Aduhelm was first approved by the FDA in 2021 and will be discontinued in 2024. It was a major breakthrough in the field of Alzheimer’s.
This new drug was predicted to bring the company billions but only brought them a few million. In the first year, it only brought in $7.8 million. This was also due to the fact that only a certain amount of people had access to it because of their health insurance. Medicare provided the most coverage for those using Aduhelm. Biogen then decided to just stop selling it all together.
There are currently 2,500 people worldwide taking Aduhelm. Those who are still taking it will still have access through a commercial market until November. Many doctors were not sure if they should release this drug and prescribe it to patients because it showed weak evidence to actually slow down Alzheimer’s.
“They can not improve the current drug itself,” said Ashok Hegde, a professor of biomedical science at GC. “Aduhelm is a monoclonal antibody that binds to the Alzheimer’s disease-causing aggregates of amyloid-beta. They can make new monoclonal antibodies that can bind more strongly to aggregates of amyloid-beta. If that is achieved, it can be potentially more effective. There were certain health insurances that would not allow coverage for this as well as federal medicare programs had restricted usage on people.”
Most health insurers believed that Aduhelm was too much of an experimental drug. More than 25 health insurers do not think that it is medically necessary.
The way Aduhelm works is by targeting and attaching to certain forms of beta-amyloid that gather in plagues, which can be responsible for cell death. It also causes tissue to die in areas of the brain that are in charge of learning, memory and thinking behaviors. The brain will continue to make the beta-amyloids, but the Aduhelm is meant to decrease the amount.

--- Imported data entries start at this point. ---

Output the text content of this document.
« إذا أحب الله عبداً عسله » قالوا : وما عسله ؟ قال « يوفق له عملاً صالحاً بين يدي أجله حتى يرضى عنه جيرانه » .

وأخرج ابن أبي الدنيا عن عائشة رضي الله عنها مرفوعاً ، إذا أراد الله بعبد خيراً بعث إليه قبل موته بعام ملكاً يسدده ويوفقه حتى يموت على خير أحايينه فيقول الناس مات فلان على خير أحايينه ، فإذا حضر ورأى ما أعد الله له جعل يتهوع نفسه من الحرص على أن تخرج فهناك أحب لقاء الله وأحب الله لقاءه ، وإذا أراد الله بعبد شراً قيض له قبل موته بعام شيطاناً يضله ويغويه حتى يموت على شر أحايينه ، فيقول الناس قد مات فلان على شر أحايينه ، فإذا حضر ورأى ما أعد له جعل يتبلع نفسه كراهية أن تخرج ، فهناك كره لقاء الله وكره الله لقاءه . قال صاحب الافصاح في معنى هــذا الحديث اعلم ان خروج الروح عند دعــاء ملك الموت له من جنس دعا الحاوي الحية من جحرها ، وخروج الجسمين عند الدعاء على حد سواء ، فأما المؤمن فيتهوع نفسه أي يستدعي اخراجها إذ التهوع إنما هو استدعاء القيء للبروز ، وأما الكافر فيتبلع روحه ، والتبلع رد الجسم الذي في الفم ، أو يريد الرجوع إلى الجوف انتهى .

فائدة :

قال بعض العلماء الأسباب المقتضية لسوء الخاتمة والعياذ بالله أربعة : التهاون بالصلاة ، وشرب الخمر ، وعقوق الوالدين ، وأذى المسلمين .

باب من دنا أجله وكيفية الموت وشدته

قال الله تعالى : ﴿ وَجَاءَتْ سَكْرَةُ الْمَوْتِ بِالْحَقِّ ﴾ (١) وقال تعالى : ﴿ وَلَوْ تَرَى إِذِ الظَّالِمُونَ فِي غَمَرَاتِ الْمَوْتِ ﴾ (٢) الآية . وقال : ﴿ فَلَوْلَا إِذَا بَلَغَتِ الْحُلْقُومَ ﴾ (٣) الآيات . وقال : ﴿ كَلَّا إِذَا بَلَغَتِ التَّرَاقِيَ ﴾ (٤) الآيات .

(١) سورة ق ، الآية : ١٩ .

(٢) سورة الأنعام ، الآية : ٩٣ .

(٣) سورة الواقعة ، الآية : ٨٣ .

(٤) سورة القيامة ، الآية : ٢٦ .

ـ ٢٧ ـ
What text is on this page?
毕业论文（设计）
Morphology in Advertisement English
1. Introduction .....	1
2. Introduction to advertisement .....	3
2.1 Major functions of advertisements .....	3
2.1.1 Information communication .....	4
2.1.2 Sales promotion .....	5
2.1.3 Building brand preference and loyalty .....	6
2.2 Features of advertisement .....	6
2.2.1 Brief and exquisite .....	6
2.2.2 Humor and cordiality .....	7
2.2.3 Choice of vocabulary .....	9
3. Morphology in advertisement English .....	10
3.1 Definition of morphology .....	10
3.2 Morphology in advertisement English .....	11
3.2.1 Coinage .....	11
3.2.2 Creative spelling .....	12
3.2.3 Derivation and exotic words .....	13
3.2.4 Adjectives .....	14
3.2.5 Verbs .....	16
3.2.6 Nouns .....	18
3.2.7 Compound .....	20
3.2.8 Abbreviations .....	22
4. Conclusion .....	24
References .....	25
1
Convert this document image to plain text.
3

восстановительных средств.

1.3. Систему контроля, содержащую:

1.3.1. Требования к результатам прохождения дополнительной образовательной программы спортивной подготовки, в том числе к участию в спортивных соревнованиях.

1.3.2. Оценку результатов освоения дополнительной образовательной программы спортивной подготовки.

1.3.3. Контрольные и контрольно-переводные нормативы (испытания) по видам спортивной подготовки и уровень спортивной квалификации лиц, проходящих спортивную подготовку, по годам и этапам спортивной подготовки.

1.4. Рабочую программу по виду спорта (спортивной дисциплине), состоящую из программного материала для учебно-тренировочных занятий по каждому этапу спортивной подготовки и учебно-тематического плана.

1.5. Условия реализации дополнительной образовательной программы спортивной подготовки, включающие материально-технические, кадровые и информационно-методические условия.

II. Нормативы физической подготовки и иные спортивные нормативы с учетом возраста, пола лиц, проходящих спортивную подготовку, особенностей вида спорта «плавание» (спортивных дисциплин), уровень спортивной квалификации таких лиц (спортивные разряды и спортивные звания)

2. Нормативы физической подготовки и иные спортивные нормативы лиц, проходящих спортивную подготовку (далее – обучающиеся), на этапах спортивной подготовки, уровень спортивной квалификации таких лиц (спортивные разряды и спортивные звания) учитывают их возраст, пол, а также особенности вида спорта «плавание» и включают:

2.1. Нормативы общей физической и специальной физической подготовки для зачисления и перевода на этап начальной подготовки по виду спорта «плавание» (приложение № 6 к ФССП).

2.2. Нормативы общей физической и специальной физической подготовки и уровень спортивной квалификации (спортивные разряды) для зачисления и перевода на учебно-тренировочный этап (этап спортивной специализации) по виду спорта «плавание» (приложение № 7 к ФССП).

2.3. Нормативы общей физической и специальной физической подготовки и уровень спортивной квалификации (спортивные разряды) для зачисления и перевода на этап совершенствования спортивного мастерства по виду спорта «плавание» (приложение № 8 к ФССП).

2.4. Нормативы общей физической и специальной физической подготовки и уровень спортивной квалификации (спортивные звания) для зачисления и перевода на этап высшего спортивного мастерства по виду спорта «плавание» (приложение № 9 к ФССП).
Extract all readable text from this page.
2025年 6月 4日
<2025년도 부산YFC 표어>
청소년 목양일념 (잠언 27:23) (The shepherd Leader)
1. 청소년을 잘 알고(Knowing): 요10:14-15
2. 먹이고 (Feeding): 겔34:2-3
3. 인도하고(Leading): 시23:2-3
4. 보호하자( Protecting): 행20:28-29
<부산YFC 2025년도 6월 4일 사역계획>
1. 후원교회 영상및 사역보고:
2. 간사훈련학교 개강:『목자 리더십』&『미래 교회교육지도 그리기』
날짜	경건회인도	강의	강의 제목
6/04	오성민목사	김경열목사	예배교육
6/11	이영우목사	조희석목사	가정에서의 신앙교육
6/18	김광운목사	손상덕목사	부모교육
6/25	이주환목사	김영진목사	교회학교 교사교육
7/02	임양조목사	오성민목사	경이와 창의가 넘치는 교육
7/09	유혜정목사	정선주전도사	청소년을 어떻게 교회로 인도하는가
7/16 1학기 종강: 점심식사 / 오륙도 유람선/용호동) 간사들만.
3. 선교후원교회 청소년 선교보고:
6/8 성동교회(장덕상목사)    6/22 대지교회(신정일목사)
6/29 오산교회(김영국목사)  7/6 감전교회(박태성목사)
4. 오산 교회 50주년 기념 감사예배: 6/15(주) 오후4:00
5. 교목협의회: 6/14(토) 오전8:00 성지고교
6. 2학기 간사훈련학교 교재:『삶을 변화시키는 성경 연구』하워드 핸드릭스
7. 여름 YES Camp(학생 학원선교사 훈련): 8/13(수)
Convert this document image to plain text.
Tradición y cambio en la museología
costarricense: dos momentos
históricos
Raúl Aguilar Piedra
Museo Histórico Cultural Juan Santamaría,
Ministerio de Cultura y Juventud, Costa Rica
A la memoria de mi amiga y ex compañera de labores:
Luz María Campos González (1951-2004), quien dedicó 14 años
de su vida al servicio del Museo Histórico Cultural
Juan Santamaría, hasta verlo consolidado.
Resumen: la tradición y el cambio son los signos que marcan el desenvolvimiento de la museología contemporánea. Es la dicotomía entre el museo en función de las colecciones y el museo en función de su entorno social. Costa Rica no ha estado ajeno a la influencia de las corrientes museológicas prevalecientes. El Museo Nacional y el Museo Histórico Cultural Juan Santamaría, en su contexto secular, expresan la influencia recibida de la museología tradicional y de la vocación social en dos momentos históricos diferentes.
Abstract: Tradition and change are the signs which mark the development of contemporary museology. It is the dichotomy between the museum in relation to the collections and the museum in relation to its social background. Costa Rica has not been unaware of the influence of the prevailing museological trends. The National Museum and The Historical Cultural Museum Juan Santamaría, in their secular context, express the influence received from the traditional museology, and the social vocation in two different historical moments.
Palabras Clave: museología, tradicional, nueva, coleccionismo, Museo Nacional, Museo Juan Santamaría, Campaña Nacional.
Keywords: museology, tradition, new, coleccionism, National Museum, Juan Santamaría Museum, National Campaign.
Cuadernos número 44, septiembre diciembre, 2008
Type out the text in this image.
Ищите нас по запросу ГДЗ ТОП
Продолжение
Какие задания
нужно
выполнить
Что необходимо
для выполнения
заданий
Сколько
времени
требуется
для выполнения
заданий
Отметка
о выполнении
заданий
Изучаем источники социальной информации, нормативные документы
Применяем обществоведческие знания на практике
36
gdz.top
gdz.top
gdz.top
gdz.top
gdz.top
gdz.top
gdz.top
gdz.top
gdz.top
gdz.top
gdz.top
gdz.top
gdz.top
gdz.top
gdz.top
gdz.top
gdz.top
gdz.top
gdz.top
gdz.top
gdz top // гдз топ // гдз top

“If the treatment is proven to be successful and effective, I believe taking away that treatment will negatively affect individuals living with Alzheimer’s and those around them because they will lose hope,” said Hannah Laws, a junior biology major. “If modifications and advancements are needed for the treatment, then I believe people would understand that, for futuristic needs, a new or improved treatment can be developed to increase the effectiveness and lasting of the medication or treatment.”
With limited use and no access to an Alzheimer’s treatment, those with the disease may face challenges and have an unsteady road ahead.
Since Aduhelm will stop being sold, there is a loss of hope for those living with Alzheimer’s. Aduhelm created great hope for families and patients dealing with Alzheimer’s. It causes patients to have to look into new trials and continuing research about this disease.
“I think having a treatment for those dealing and living with Alzheimer’s every day would be extremely beneficial and would help fight against Alzheimer’s and would be extremely beneficial for research purposes as well,” said Sophia Zarate, a freshman biology major.
This discontinuation of this drug could be upsetting for families who had high hopes for this drug trial. However, with the ending of this drug, it can lead to more research and a more effective drug. The absence of Aduhelm also decreases the research advancements of creating something that will work for those living with Alzheimer’s.
The absence and restricted use of Aduhlem will create many challenges for patients and healthcare workers in moving forward in the research of Alzheimer’s disease.